RJ Scaringe isn't just running Rivian anymore - he's now marketing it too. The electric truck startup's founder and CEO told employees Thursday he's taking over as interim chief marketing officer while the company searches for its first permanent CMO, according to an internal email obtained by TechCrunch.
The leadership shuffle comes with a harsh reality check: Rivian is cutting roughly 600 employees, about 4.5% of its workforce, as it braces for what Scaringe called a "changing operating backdrop." Translation? The federal EV tax credit is gone, Trump-era tariffs are back, and the clean energy honeymoon is officially over.

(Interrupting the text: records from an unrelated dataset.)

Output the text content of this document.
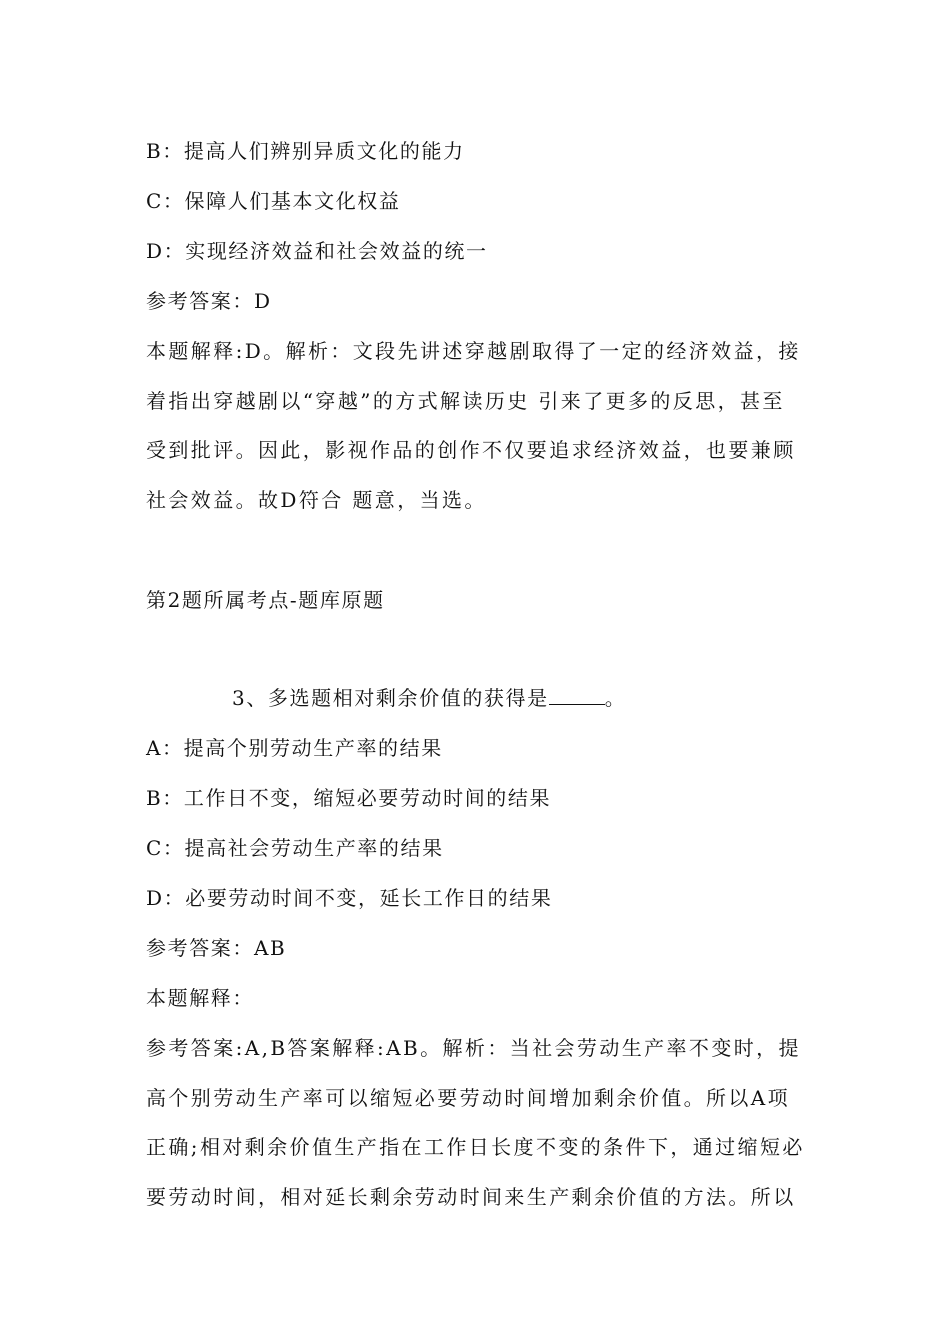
B：提高人们辨别异质文化的能力
C：保障人们基本文化权益
D：实现经济效益和社会效益的统一
参考答案：D
本题解释:D。解析：文段先讲述穿越剧取得了一定的经济效益，接
着指出穿越剧以“穿越”的方式解读历史 引来了更多的反思，甚至
受到批评。因此，影视作品的创作不仅要追求经济效益，也要兼顾
社会效益。故D符合 题意，当选。
第2题所属考点-题库原题
3、多选题相对剩余价值的获得是	。
A：提高个别劳动生产率的结果
B：工作日不变，缩短必要劳动时间的结果
C：提高社会劳动生产率的结果
D：必要劳动时间不变，延长工作日的结果
参考答案：AB
本题解释：
参考答案:A,B答案解释:AB。解析：当社会劳动生产率不变时，提
高个别劳动生产率可以缩短必要劳动时间增加剩余价值。所以A项
正确;相对剩余价值生产指在工作日长度不变的条件下，通过缩短必
要劳动时间，相对延长剩余劳动时间来生产剩余价值的方法。所以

"With the launch of R2 in front of us and the need to profitably scale our business, we have made the very difficult decision to make a number of structural adjustments to our teams," Scaringe wrote in the email. It's corporate speak for 'we're running out of runway and the R2 better work.'
This marks Rivian's third round of layoffs this year, underscoring just how brutal the EV market has become for anyone not named Tesla. The company went public in 2021 with a valuation that briefly topped $100 billion, but reality hit hard as production struggles and cash burn became impossible to ignore.
The R2 isn't just another product launch for Rivian - it's existential. While the company's R1T pickup and R1S SUV target the luxury segment with price tags starting around $75,000, the R2 aims for the mass market with an expected starting price under $45,000. That's Tesla Model Y territory, where real volume lives.
Scaringe's decision to personally oversee marketing suggests he knows exactly what's at stake. The CEO already manages what he described as a "large number" of direct reports, according to a Decoder podcast interview last year. Now he's adding the heads of Rivian's "marketing experiences" team and creative studio to that list.
But the restructuring goes deeper than just marketing. Rivian is consolidating its entire customer-facing operations, moving vehicle operations into the service division and folding delivery and mobile operations into sales. The goal, Scaringe explained, is creating "a single touchpoint throughout the entire sales process and to delivery."
It's a page from Tesla's playbook, where Elon Musk famously eliminated traditional dealerships in favor of direct sales. But Tesla had the luxury of building that system from scratch during friendlier times for EVs. Rivian is retrofitting mid-crisis.
The timing couldn't be more challenging. President Trump's return has already spooked EV investors, with his promises to eliminate federal EV incentives and impose new tariffs on battery materials. Ford recently scaled back its EV plans, while GM pushed back several electric model launches. Even Tesla saw its stock wobble on policy uncertainty.
For Rivian, which burned through $1.4 billion in cash last quarter alone, the political headwinds compound existing operational challenges. The company has struggled with production ramp-up, supply chain issues, and the basic economics of building vehicles at scale. The R2 represents a bet that lower prices can unlock the demand needed to justify those massive upfront investments.
Scaringe's marketing takeover also reflects a broader trend among startup CEOs taking direct control of customer-facing functions during tough times. When survival is on the line, founders often decide they can't delegate the message that might make or break the company.
The question now is whether Rivian can execute flawlessly on the R2 launch while managing a leaner organization. The company has until 2026 to prove that mass-market EVs can work outside of Tesla's ecosystem, but the window for error just got a lot smaller.
Scaringe's dual role as CEO and interim CMO isn't just about cost-cutting - it's about survival. With the R2 launch determining whether Rivian becomes the next Tesla challenger or another cautionary tale, the founder is betting he can personally steer both the company's strategy and its story. The next 18 months will show if that hands-on approach can overcome the brutal economics facing every EV startup not named Tesla.